Each shift was calculated from the moment she arrived at the home to the moment she left. She had a number of different service users to visit each day, with no realistic prospect of going home between visits.
Under her contract, time spent travelling, which she did by bus between the homes of the different service users, was not paid.
The Employment Appeal Tribunal (EAT) said the employer’s non-payment of time spent travelling between appointments was a breach of the National Minimum Wage (NMW) regulations. Whittlestone was a “time worker” under these regulations. In other words, her work was paid for by reference to the amount of time taken.
The EAT said that she was entitled to be paid for her travel time between each appointment because it qualified as “assignment work” under regulation 15(3)(b).
In other words, the work consisted of “assignments of work to be carried out at different places between which the worker is obliged to travel that are not places occupied by the worker’s employer”.
Whittlestone was on a rota organised by her employer, and since she was obliged to visit each service user in turn during the course of the day, there was inevitably travelling between them. That time was within the employer’s control when arranging the assignments, said the EAT.
With the exception of any periods when the gap between assignments was long enough for Whittlestone to go home (there were none in this case) the time spent travelling was “assignment work” and she was entitled to be paid for it.
Continued failure by employers to pay the NMW following this case can be expected to result in strategically targeted large-scale tribunal claims supported by unions, as well as naming and shaming of employers to the Inland Revenue.
The UNISON public services union describes this case as setting a “very clear benchmark” for what is expected of employers in this sector. It is good news for workers, including those on so-called “zero hours” contracts and it will help strengthen union campaigning on this vital issue.
Some rogue employers may try to take evasive action in response to the judgment, for example trying to rearrange schedules to allow enough time (in theory) to go home between each visit, only recruiting workers who live within a fixed geographical area or breaking employment continuity to make it harder for workers to make large backdated claims based on past failures to pay.
The case is also important because of what it decides about overnight stays.
Whittlestone’s contract required her to perform extra duties, described in the contract as “on call shifts”. Failing to make herself available for an on call shift could result in disciplinary action.
She had one regular weekly overnight shift at the home of three young adults with Down’s Syndrome for which she was given a camp bed and bedding, set up in the living room. As it happens, she never had to wake up to provide any specific care.
The EAT said that she was entitled to the NMW for the whole of the time spent providing this overnight shift, even though she was sleeping and did not have to wake to provide any specific care.
Where a person’s presence at a place of work is required as part of their work, said the EAT, the hours spent there will be time work for which the NMW must be paid.
This is regardless of how much physical or mental activity they are engaged in.
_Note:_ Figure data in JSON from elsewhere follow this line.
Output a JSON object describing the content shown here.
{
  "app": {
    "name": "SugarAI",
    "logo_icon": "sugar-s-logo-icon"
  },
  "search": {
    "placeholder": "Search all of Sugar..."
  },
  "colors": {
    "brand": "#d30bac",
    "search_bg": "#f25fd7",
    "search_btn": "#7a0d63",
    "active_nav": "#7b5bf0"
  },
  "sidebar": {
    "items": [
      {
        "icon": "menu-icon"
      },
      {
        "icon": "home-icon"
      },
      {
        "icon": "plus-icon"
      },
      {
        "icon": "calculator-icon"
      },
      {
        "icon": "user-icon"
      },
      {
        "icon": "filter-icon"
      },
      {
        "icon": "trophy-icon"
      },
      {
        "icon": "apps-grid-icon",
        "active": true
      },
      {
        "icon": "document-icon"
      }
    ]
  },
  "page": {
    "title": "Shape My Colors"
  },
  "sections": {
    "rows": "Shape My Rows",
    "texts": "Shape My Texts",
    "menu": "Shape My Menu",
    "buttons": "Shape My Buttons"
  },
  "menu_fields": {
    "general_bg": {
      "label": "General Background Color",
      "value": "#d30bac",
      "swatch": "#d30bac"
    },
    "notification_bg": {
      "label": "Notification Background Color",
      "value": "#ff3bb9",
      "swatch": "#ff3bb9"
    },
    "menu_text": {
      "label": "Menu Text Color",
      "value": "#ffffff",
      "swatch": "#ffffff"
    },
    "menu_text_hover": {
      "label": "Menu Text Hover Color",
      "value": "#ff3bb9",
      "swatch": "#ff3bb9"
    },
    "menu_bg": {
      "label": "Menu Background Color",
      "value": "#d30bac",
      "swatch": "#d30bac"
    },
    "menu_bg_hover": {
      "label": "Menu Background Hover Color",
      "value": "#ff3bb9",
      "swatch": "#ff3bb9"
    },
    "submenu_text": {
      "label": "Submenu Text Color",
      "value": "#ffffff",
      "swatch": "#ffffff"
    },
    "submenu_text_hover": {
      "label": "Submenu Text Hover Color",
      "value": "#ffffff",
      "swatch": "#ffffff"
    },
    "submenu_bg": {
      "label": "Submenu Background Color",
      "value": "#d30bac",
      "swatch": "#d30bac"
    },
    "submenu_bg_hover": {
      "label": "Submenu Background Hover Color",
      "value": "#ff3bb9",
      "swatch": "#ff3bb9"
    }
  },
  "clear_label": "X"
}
Simply being there, at the disposal of the employer, is what makes it work.
In this case, specific hours at a particular place were required, under threat of discipline if she failed to attend. She was at the disposal of the employer during that period. “She could not, for instance, slip out for a late night movie or for fish and chips”.
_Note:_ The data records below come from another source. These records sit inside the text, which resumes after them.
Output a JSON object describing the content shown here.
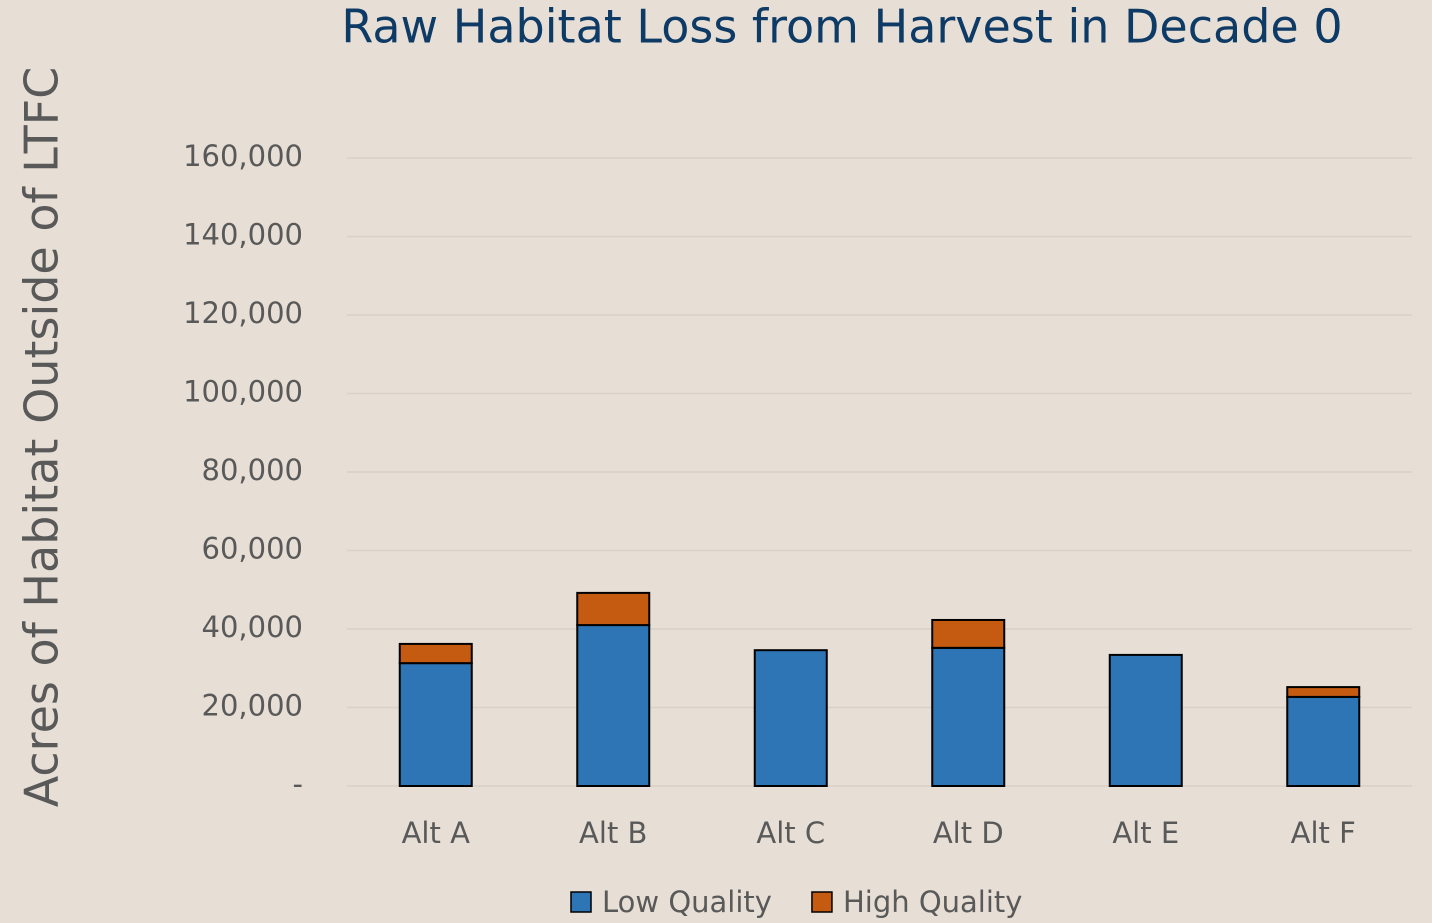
{
  "chart_data": {
    "type": "stacked_bar",
    "title": "Raw Habitat Loss from Harvest in Decade 0",
    "y_label": "Acres of Habitat Outside of LTFC",
    "categories": [
      "Alt A",
      "Alt B",
      "Alt C",
      "Alt D",
      "Alt E",
      "Alt F"
    ],
    "series": [
      {
        "name": "Low Quality",
        "color": "#2e75b6",
        "values": [
          31300,
          41000,
          34600,
          35200,
          33400,
          22700
        ]
      },
      {
        "name": "High Quality",
        "color": "#c55a11",
        "values": [
          4900,
          8200,
          0,
          7100,
          0,
          2500
        ]
      }
    ],
    "ylim": [
      0,
      160000
    ],
    "yticks": [
      {
        "value": 0,
        "label": "-"
      },
      {
        "value": 20000,
        "label": "20,000"
      },
      {
        "value": 40000,
        "label": "40,000"
      },
      {
        "value": 60000,
        "label": "60,000"
      },
      {
        "value": 80000,
        "label": "80,000"
      },
      {
        "value": 100000,
        "label": "100,000"
      },
      {
        "value": 120000,
        "label": "120,000"
      },
      {
        "value": 140000,
        "label": "140,000"
      },
      {
        "value": 160000,
        "label": "160,000"
      }
    ],
    "grid": true
  }
}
The EAT added that terms like “on call” or “core hours” appear nowhere in the National Minimum Wage regulations and are unhelpful.
In particular, they encourage employers to believe that what matters is the level of physical or mental activity at work.
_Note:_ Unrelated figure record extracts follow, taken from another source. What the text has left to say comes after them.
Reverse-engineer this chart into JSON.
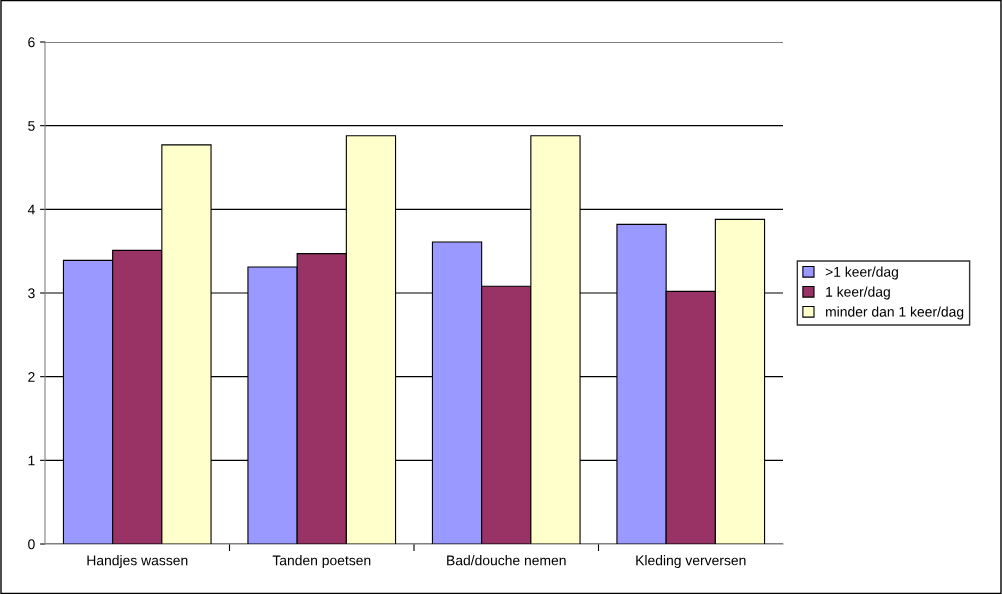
{
  "chart_data": {
    "type": "bar",
    "categories": [
      "Handjes wassen",
      "Tanden poetsen",
      "Bad/douche nemen",
      "Kleding verversen"
    ],
    "series": [
      {
        "name": ">1 keer/dag",
        "color": "#9999ff",
        "values": [
          3.39,
          3.31,
          3.61,
          3.82
        ]
      },
      {
        "name": "1 keer/dag",
        "color": "#993366",
        "values": [
          3.51,
          3.47,
          3.08,
          3.02
        ]
      },
      {
        "name": "minder dan 1 keer/dag",
        "color": "#ffffcc",
        "values": [
          4.77,
          4.88,
          4.88,
          3.88
        ]
      }
    ],
    "ylim": [
      0,
      6
    ],
    "yticks": [
      0,
      1,
      2,
      3,
      4,
      5,
      6
    ],
    "grid": "y",
    "legend": "right"
  }
}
That is not relevant. Instead, all that matters is whether the individual is working under a contract to provide services personally during the hours for which pay is claimed. If so, the National Minimum Wage must be paid.
In the past, said the EAT, confusion has resulted from regulation 15(1) of the NMW regulations.
This says that where a time worker “by arrangement sleeps at or near a place of work and is provided with suitable facilities for sleeping, time during the hours permitted to use those facilities for the purposes of sleeping shall only be treated as time work when the worker is awake for the purpose of working”.
This regulation is not relevant where a worker is contractually obliged to be at work, even if asleep.